Attaque du 7 octobre : les manifestations étudiantes sont-elles contraires aux principes de neutralité et de laïcité ?
Dernière modification : 11 octobre 2024
Auteur : Guillaume Baticle, doctorant en droit public à l’Université de Poitiers
Relecteur : Jean-Paul Markus, professeur de droit public, Université Paris-Saclay
Liens d’intérêts ou fonctions politiques déclarés des intervenants à l’article : aucun
Secrétariat de rédaction : Maylis Ygrand, journaliste
Source : Communiqué de Patrick Hetzel, ministre de l’Enseignement supérieur et de la Recherche, le 4 octobre 2024
Les principes de neutralité et de laïcité ne s’appliquent pas aux usagers du service public d’enseignement supérieur que sont les étudiants. Ces derniers peuvent exprimer des idées politiques ou religieuses dans la mesure où cette expression ne trouble pas le bon fonctionnement des enseignements.
En réponse à des manifestations étudiantes en soutien à la Palestine, qui ont eu lieu dans plusieurs établissements, dont Sciences Po Paris, le ministre fraîchement nommé de l’Enseignement supérieur et de la Recherche, Patrick Hetzel, a publié un communiqué dans lequel il condamne les actions au sein des universités, « qui vont à l’encontre des principes de neutralité et de laïcité du service public de l’enseignement supérieur ». Mais le ministère n’applique pas ces principes aux bonnes personnes.
Le communiqué du ministère s’appuie sur l’article L141-6 du Code de l’éducation qui prévoit que « le service public de l’enseignement supérieur est laïque et indépendant de toute emprise politique, économique, religieuse ou idéologique ». Un rappel du principe de neutralité qui régit le service public, sa direction et ses agents.
Des principes qui ne s’appliquent pas aux étudiants
Ce que le ministère omet de dire, c’est que cette obligation de neutralité (et de laïcité, bien qu’il soit difficile de faire un lien entre ces manifestations et la religion) ne s’applique pas aux usagers du service public d’enseignement supérieur, ici les étudiants.
D’ailleurs l’article L811-1 du Code de l’éducation leur octroie une « liberté d’information et d’expression à l’égard des problèmes politiques, économiques, sociaux et culturels ». Le Conseil d’État a pu rappeler cet état du droit dans une décision de 1996.

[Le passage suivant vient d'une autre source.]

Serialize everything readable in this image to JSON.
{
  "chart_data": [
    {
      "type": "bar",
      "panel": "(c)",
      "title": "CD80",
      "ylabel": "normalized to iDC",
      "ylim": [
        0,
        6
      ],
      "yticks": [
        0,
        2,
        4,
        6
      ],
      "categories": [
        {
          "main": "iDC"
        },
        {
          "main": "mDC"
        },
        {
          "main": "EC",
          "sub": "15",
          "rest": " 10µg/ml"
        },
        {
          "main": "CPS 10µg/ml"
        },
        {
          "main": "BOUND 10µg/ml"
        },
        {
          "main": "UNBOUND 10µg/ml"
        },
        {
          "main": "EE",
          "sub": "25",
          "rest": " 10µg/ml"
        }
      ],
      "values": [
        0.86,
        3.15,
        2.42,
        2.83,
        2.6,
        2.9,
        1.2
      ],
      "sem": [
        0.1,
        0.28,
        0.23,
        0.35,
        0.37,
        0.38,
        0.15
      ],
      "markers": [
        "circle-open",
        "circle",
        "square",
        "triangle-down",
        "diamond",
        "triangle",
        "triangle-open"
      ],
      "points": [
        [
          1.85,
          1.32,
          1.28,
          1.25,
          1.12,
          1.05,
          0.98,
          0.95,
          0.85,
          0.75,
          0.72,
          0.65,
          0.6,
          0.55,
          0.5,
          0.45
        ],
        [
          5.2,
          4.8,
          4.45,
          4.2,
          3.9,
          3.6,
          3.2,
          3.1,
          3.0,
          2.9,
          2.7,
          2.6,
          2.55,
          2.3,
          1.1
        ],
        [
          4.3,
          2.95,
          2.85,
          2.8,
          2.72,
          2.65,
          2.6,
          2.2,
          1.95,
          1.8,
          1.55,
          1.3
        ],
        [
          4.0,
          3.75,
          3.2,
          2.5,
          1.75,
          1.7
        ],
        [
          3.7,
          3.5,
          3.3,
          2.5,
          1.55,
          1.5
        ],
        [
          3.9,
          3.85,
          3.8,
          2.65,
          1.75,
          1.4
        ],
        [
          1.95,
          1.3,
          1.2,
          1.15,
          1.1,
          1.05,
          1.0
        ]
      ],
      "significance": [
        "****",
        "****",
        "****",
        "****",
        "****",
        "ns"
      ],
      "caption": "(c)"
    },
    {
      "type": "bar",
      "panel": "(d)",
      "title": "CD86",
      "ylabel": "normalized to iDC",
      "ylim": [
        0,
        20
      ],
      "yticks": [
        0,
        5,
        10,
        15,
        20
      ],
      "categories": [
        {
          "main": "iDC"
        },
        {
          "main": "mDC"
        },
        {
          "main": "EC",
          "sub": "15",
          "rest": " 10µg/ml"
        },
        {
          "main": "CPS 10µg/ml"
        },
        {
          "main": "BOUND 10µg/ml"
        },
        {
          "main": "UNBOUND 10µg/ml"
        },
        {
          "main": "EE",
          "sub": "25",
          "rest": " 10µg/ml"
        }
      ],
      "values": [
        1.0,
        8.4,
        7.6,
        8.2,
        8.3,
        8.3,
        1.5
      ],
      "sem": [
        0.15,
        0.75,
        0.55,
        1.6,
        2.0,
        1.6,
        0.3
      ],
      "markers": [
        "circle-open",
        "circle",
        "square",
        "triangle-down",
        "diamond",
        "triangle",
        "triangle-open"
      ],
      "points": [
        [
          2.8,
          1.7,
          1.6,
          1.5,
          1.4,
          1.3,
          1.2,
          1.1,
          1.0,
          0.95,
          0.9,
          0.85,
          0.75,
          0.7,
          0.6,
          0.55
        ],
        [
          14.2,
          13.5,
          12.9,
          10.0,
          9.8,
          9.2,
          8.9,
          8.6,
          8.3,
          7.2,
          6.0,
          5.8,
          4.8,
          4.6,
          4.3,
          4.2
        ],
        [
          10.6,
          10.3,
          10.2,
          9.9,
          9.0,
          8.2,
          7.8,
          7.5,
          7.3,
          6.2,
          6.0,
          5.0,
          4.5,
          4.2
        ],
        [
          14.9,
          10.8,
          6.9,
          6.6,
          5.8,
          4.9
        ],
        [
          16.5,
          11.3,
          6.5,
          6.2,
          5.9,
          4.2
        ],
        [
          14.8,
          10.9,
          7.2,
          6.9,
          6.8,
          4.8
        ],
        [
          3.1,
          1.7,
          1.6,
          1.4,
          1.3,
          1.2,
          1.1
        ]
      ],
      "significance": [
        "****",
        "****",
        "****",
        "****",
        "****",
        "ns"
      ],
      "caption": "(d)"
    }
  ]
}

Une vigilance portée à l’ordre public
La seule limite étant que ces expressions ne nuisent pas « aux activités d’enseignement et de recherche et ne troublent pas l’ordre public ». En somme, la direction de l’établissement doit veiller à ce qu’une manifestation, un rassemblement ou une conférence ne soient pas l’occasion d’appels à la haine par exemple, ou d’autres types de violences.
Elle peut et doit donc en toute légalité mettre à disposition des étudiants qui le demandent une salle ou un amphithéâtre, à condition d’une part que des disponibilités existent (bien des universités souffrent de pénuries de locaux), que les organisateurs s’engagent par avance à prévenir tout incident de nature à porter atteinte au service public, mais également toute infraction pénale et toute dégradation des locaux.
Cela exclut donc les occupations spontanées de locaux, ou encore les manifestations dont seraient exclus certains étudiants en raison de leur origine, leur opinion ou leur orientation sexuelle par exemple. Étant entendu que le président de l’université, qui détient un pouvoir de police, peut veiller à ce que ces manifestations se déroulent conformément à ces principes.
Le ministère est dans son rôle lorsqu’il enjoint aux présidents d’universités de veiller au maintien de l’ordre public dans leurs établissements, mais est hors sujet en voulant faire appliquer des principes qui ne concernent pas les étudiants.